An elder Japanese man living in Nantong, East China's Jiangsu Province, has raised the ire of locals after being accused in a television report of slashing car tires and denying the holocaust that was committed by Japanese soldiers during the World War II.
Nantong television reported the man was questioned by police and is suspected of puncturing over 100 car tires in a residential community. Blurry, nighttime images captured from surveillance video, and posted on the television station's website, show a man bending over the rear tires of two vehicles on two different dates this month.
The report said local police have not taken the man into custody due to his health concerns.
Local police confirmed with the Global Times that it is investigating a Japanese citizen in connection with the tire slashing, but would not answer further questions on Sunday.
Nantong TV reported the man is a Karate instructor who told his students that Japan was not responsible for the massacre of Chinese civilians in the late 1930s.
It is widely accepted that Japanese soldiers killed 300,000 mostly civilians in late 1937 in the provincial capital of Nanjing alone.
Released on the weekend, perhaps to mark the 75th anniversary of the July 7 Incident, which started the Chinese War of Resistance against Japanese Aggression (1937-45), the report has raised concerns of netizens.

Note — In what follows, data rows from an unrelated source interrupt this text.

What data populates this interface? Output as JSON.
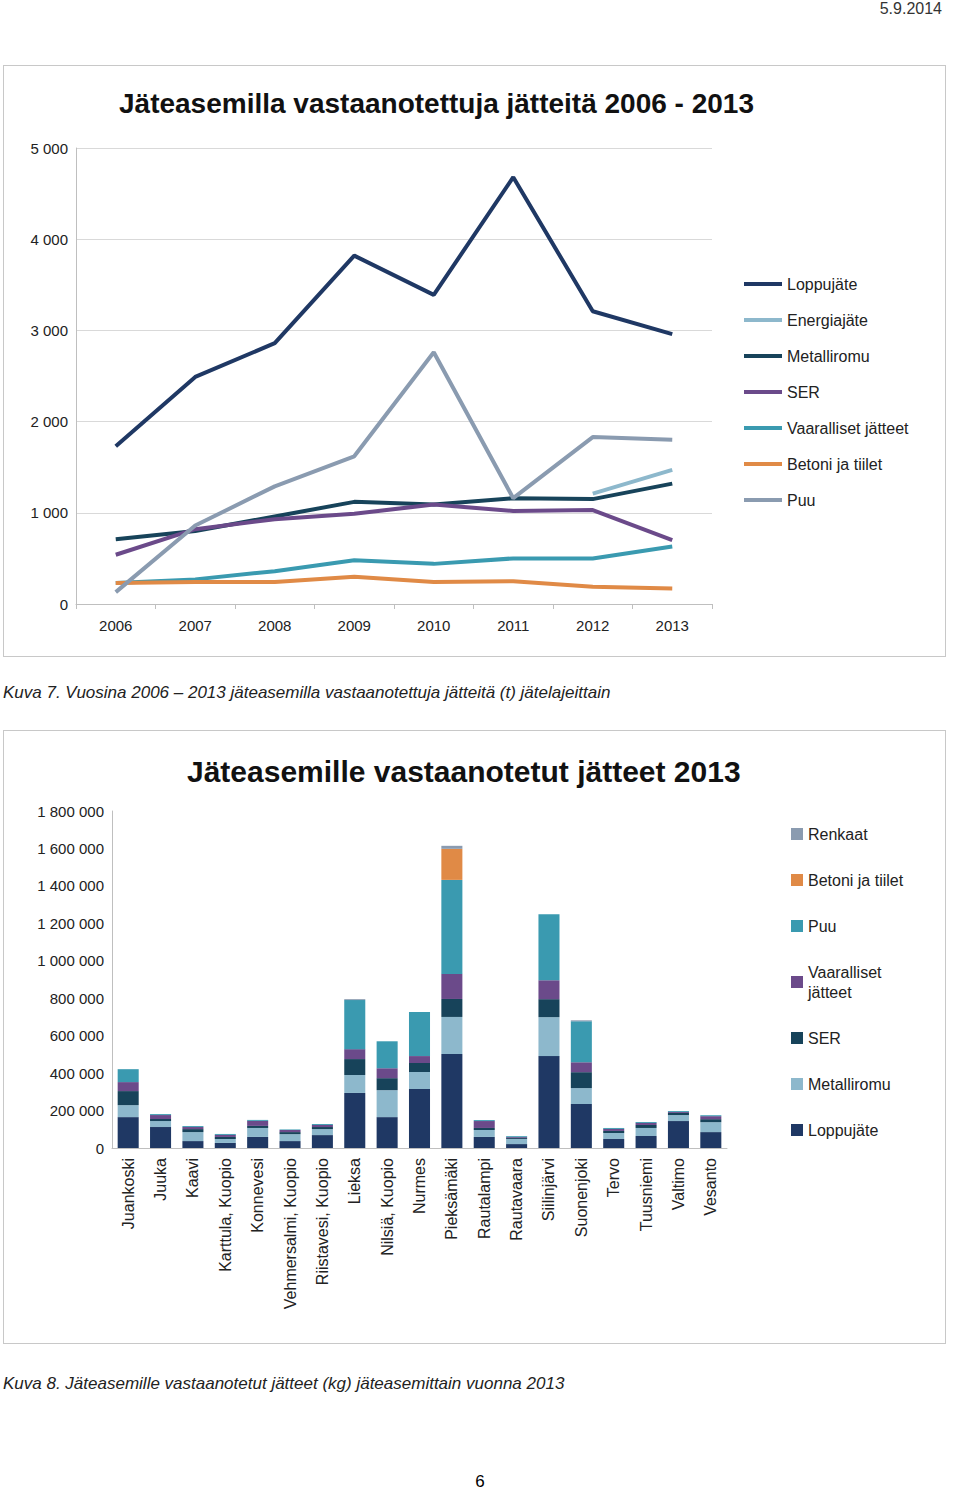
{
  "header": {
    "date": "5.9.2014"
  },
  "chart_data": [
    {
      "type": "line",
      "title": "Jäteasemilla vastaanotettuja jätteitä 2006 - 2013",
      "caption": "Kuva 7. Vuosina 2006 – 2013 jäteasemilla vastaanotettuja jätteitä (t) jätelajeittain",
      "categories": [
        "2006",
        "2007",
        "2008",
        "2009",
        "2010",
        "2011",
        "2012",
        "2013"
      ],
      "series": [
        {
          "name": "Loppujäte",
          "color": "#1f3864",
          "values": [
            1730,
            2490,
            2860,
            3820,
            3390,
            4680,
            3210,
            2960
          ]
        },
        {
          "name": "Energiajäte",
          "color": "#8db8cc",
          "values": [
            null,
            null,
            null,
            null,
            null,
            null,
            1210,
            1470
          ]
        },
        {
          "name": "Metalliromu",
          "color": "#17435a",
          "values": [
            710,
            800,
            960,
            1120,
            1090,
            1160,
            1150,
            1320
          ]
        },
        {
          "name": "SER",
          "color": "#6b4a8a",
          "values": [
            540,
            820,
            930,
            990,
            1090,
            1020,
            1030,
            700
          ]
        },
        {
          "name": "Vaaralliset jätteet",
          "color": "#3a9ab0",
          "values": [
            230,
            270,
            360,
            480,
            440,
            500,
            500,
            630
          ]
        },
        {
          "name": "Betoni ja tiilet",
          "color": "#e08a46",
          "values": [
            230,
            240,
            240,
            300,
            240,
            250,
            190,
            170
          ]
        },
        {
          "name": "Puu",
          "color": "#8a9bb0",
          "values": [
            130,
            860,
            1290,
            1620,
            2760,
            1160,
            1830,
            1800
          ]
        }
      ],
      "ylim": [
        0,
        5000
      ],
      "yticks": [
        0,
        {
          "value": 1000,
          "label": "1 000"
        },
        {
          "value": 2000,
          "label": "2 000"
        },
        {
          "value": 3000,
          "label": "3 000"
        },
        {
          "value": 4000,
          "label": "4 000"
        },
        {
          "value": 5000,
          "label": "5 000"
        }
      ],
      "grid": true,
      "legend": "right"
    },
    {
      "type": "bar",
      "title": "Jäteasemille vastaanotetut jätteet 2013",
      "caption": "Kuva 8. Jäteasemille vastaanotetut jätteet (kg) jäteasemittain vuonna 2013",
      "categories": [
        "Juankoski",
        "Juuka",
        "Kaavi",
        "Karttula, Kuopio",
        "Konnevesi",
        "Vehmersalmi, Kuopio",
        "Riistavesi, Kuopio",
        "Lieksa",
        "Nilsiä, Kuopio",
        "Nurmes",
        "Pieksämäki",
        "Rautalampi",
        "Rautavaara",
        "Siilinjärvi",
        "Suonenjoki",
        "Tervo",
        "Tuusniemi",
        "Valtimo",
        "Vesanto"
      ],
      "series": [
        {
          "name": "Loppujäte",
          "color": "#1f3864",
          "values": [
            165000,
            112000,
            37000,
            27000,
            59000,
            37000,
            69000,
            294000,
            165000,
            315000,
            502000,
            59000,
            21000,
            491000,
            235000,
            48000,
            64000,
            144000,
            85000
          ]
        },
        {
          "name": "Metalliromu",
          "color": "#8db8cc",
          "values": [
            64000,
            32000,
            48000,
            21000,
            48000,
            37000,
            32000,
            96000,
            144000,
            91000,
            198000,
            37000,
            27000,
            208000,
            85000,
            32000,
            43000,
            32000,
            53000
          ]
        },
        {
          "name": "SER",
          "color": "#17435a",
          "values": [
            75000,
            11000,
            16000,
            11000,
            11000,
            11000,
            11000,
            85000,
            64000,
            48000,
            96000,
            11000,
            5000,
            96000,
            85000,
            11000,
            16000,
            11000,
            16000
          ]
        },
        {
          "name": "Vaaralliset jätteet",
          "color": "#6b4a8a",
          "values": [
            48000,
            21000,
            11000,
            11000,
            27000,
            11000,
            11000,
            53000,
            53000,
            37000,
            134000,
            37000,
            5000,
            101000,
            53000,
            11000,
            11000,
            5000,
            16000
          ]
        },
        {
          "name": "Puu",
          "color": "#3a9ab0",
          "values": [
            69000,
            5000,
            5000,
            5000,
            5000,
            3000,
            5000,
            262000,
            144000,
            235000,
            502000,
            5000,
            5000,
            352000,
            219000,
            5000,
            5000,
            5000,
            5000
          ]
        },
        {
          "name": "Betoni ja tiilet",
          "color": "#e08a46",
          "values": [
            0,
            0,
            0,
            0,
            0,
            0,
            0,
            0,
            0,
            0,
            166000,
            0,
            0,
            0,
            0,
            0,
            0,
            0,
            0
          ]
        },
        {
          "name": "Renkaat",
          "color": "#8a9bb0",
          "values": [
            0,
            0,
            0,
            0,
            0,
            0,
            0,
            5000,
            0,
            0,
            16000,
            0,
            0,
            0,
            5000,
            0,
            0,
            0,
            0
          ]
        }
      ],
      "ylim": [
        0,
        1800000
      ],
      "yticks": [
        0,
        {
          "value": 200000,
          "label": "200 000"
        },
        {
          "value": 400000,
          "label": "400 000"
        },
        {
          "value": 600000,
          "label": "600 000"
        },
        {
          "value": 800000,
          "label": "800 000"
        },
        {
          "value": 1000000,
          "label": "1 000 000"
        },
        {
          "value": 1200000,
          "label": "1 200 000"
        },
        {
          "value": 1400000,
          "label": "1 400 000"
        },
        {
          "value": 1600000,
          "label": "1 600 000"
        },
        {
          "value": 1800000,
          "label": "1 800 000"
        }
      ],
      "stacked": true,
      "grid": false,
      "legend": "right"
    }
  ],
  "footer": {
    "page": "6"
  }
}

A Sina Weibo user named Liberty-Bird said the Japanese man should be deported. And another named Luohuatangmao called for calm.
"Sino-Japanese relations have been deeply affected by history, and some inappropriate personal behavior by some Japanese have caused a sensation between the two countries," said Su Jingxiang, a professor from the China Institutes of Contemporary International Relations.
"This non-official action cannot affect the two countries' relation," Su told the Global Times.
Japan has never provided satisfactory atonement nor conceded the number of victims was as high as evidence and personal accounts attest.